Não, o consórcio não cobra juros. Ele cobra uma taxa de administração, que é a remuneração da administradora por gerenciar o grupo e os recursos.
É possível usar o consórcio para construir uma casa do zero?
Sim, a carta de crédito do consórcio pode ser utilizada para comprar um terreno e custear a construção, desde que o valor da carta seja suficiente e a administradora aprove o projeto e o cronograma de liberação dos recursos.
Qual a garantia de que serei contemplado no consórcio?
Não há garantia de data para a contemplação.
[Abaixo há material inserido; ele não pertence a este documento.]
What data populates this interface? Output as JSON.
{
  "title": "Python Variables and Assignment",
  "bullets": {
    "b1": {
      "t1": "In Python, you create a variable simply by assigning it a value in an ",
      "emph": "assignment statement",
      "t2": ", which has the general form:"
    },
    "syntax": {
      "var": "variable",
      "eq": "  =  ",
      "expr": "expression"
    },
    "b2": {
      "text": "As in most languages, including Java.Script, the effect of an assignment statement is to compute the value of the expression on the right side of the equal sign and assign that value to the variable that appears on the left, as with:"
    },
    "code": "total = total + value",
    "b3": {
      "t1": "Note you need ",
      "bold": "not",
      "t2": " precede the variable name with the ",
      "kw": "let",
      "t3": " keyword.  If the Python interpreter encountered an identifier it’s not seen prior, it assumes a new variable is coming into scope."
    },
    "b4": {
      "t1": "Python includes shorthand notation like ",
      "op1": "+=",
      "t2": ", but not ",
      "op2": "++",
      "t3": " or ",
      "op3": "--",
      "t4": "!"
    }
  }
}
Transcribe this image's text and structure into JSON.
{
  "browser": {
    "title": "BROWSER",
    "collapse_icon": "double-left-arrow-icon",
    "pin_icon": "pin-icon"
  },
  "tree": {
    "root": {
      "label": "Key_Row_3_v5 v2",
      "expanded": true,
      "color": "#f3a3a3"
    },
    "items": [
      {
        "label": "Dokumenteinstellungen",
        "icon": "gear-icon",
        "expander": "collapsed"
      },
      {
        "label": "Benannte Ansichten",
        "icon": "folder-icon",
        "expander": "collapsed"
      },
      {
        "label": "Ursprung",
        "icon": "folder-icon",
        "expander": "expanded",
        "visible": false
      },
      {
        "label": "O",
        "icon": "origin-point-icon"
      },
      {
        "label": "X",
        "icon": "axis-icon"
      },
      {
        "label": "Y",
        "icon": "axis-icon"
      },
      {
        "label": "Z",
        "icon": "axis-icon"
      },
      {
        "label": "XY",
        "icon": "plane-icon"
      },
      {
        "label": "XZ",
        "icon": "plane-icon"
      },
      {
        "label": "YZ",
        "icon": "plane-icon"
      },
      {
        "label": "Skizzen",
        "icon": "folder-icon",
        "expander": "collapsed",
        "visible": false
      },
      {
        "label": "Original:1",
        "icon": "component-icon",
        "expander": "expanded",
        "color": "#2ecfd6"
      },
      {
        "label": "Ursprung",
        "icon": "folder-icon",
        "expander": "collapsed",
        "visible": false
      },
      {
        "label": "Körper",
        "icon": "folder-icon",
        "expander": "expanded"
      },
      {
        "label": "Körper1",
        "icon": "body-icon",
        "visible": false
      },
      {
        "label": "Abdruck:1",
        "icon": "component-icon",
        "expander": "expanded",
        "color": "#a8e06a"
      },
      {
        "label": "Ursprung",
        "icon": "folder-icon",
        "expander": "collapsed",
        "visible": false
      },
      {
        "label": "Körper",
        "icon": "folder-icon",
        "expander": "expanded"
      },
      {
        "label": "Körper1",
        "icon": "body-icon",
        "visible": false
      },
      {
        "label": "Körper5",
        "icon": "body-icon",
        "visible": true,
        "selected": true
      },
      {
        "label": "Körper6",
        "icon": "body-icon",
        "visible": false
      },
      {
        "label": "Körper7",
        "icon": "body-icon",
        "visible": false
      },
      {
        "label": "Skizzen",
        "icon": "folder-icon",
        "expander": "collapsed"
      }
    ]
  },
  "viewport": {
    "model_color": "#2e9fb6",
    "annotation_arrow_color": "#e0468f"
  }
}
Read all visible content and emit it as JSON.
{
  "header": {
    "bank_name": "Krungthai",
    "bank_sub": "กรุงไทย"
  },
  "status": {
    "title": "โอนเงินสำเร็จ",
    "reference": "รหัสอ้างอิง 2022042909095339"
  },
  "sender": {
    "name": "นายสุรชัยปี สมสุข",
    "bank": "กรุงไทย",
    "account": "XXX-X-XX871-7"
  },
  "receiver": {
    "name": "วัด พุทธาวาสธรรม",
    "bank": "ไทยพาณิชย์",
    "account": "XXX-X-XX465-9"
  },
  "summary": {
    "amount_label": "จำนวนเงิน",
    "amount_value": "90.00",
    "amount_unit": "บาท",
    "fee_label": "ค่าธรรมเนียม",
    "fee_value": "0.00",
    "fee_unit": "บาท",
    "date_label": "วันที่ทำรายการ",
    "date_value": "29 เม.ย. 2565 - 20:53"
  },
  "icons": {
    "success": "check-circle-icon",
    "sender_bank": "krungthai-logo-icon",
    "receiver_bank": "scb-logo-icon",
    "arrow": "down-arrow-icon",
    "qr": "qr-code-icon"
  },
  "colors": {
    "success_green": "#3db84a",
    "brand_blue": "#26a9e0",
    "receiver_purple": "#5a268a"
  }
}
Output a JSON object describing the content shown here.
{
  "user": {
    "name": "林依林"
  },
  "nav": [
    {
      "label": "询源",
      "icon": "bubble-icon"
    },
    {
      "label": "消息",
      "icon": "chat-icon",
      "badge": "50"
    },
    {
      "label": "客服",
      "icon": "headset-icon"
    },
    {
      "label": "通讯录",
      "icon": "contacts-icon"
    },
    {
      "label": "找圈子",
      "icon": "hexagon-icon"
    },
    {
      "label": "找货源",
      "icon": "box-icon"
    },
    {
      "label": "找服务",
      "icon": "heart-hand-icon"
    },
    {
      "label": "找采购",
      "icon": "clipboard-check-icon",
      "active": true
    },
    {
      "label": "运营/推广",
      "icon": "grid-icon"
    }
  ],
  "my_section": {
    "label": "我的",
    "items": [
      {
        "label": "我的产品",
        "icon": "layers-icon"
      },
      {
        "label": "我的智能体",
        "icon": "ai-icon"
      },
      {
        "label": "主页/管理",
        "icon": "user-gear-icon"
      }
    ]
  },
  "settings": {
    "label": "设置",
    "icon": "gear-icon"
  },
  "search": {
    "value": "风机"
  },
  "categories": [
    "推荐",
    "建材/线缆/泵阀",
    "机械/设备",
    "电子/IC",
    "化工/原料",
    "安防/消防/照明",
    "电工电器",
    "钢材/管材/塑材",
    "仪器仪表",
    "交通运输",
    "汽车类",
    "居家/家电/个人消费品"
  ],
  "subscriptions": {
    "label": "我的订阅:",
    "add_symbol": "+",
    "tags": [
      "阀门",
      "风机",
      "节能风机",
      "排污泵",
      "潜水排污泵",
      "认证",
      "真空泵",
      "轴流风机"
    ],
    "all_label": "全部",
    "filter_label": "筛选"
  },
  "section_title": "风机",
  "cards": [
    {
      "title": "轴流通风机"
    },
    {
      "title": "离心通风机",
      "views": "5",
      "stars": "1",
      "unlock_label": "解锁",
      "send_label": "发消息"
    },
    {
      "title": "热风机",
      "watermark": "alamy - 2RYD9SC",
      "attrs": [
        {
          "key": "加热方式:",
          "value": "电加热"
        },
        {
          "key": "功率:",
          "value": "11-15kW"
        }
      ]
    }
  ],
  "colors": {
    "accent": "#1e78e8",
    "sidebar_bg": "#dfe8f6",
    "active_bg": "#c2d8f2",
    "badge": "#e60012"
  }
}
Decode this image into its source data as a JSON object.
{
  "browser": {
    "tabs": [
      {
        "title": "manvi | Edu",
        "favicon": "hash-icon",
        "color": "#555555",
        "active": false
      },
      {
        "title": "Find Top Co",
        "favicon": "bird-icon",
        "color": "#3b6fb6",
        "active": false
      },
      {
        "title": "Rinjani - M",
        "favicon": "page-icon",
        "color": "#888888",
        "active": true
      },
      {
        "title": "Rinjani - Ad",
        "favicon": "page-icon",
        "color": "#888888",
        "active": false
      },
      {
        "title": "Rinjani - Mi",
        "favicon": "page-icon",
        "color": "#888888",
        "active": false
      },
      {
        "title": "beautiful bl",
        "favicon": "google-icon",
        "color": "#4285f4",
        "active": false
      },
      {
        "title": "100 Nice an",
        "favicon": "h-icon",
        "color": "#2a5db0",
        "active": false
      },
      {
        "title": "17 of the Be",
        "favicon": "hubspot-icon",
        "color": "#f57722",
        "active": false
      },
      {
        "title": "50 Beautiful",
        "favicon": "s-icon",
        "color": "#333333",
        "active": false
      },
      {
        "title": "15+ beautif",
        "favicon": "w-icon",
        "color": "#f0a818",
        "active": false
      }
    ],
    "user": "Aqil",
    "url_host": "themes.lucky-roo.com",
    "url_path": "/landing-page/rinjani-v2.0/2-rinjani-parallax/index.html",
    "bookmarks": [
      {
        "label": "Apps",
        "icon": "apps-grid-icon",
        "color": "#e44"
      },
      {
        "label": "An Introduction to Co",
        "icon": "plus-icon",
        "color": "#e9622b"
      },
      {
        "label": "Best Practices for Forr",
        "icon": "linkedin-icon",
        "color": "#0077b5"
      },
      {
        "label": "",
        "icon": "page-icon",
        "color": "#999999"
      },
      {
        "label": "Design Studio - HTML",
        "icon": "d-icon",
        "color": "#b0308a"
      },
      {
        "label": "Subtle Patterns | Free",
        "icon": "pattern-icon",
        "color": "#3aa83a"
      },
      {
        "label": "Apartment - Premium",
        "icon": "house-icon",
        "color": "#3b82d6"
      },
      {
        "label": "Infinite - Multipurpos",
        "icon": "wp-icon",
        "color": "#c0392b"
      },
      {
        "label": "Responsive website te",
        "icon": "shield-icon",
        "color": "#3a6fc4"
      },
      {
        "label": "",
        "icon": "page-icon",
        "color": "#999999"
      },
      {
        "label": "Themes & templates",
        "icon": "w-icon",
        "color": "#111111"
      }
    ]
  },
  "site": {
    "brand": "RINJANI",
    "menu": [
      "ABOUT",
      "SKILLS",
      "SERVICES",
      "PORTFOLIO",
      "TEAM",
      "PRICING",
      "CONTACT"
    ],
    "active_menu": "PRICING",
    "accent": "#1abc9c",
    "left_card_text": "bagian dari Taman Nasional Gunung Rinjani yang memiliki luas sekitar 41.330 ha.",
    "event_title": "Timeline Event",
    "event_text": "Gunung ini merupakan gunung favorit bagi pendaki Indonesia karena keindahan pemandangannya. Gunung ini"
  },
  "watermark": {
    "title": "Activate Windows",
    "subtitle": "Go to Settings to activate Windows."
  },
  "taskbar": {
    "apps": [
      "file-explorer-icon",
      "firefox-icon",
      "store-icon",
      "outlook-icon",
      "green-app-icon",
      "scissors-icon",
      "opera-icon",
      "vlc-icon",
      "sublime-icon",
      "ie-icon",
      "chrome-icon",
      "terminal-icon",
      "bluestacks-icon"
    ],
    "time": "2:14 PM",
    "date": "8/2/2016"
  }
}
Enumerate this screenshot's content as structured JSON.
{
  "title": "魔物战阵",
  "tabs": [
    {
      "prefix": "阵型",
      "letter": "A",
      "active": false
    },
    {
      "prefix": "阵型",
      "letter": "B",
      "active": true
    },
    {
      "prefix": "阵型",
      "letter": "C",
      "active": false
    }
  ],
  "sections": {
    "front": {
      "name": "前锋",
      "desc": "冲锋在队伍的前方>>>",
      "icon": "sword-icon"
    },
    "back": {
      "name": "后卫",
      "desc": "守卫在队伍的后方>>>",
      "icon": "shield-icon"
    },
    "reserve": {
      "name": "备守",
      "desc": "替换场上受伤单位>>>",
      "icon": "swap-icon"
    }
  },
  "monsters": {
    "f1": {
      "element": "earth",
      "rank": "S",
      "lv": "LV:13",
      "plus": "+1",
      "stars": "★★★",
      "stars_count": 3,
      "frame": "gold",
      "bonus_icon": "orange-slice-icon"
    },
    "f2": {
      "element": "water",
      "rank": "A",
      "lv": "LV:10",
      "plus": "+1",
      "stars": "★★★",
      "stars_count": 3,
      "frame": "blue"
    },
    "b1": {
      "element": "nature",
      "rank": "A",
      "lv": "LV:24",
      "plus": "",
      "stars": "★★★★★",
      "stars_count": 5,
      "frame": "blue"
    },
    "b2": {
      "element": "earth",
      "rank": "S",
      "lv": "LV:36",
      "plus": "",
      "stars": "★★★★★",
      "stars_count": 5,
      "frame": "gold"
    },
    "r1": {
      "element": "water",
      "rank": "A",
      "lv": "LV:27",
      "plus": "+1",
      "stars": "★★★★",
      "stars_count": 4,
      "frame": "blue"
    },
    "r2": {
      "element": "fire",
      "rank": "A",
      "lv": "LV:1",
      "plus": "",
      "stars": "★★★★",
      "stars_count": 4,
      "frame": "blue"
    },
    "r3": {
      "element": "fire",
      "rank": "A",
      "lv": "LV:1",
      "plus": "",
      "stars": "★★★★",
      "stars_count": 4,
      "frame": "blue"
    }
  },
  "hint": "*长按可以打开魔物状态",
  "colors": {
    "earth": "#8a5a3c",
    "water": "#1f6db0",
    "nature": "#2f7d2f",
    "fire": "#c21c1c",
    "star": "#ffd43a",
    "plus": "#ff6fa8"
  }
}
Ela ocorre por sorteio (onde todos têm a mesma chance) ou por lance (onde quem oferece o maior percentual do valor da carta é contemplado).
Posso vender minha carta de crédito de consórcio?
Sim, é possível vender uma cota de consórcio (contemplada ou não), mas a operação deve ser formalizada junto à administradora e, em alguns casos, pode haver taxas ou restrições.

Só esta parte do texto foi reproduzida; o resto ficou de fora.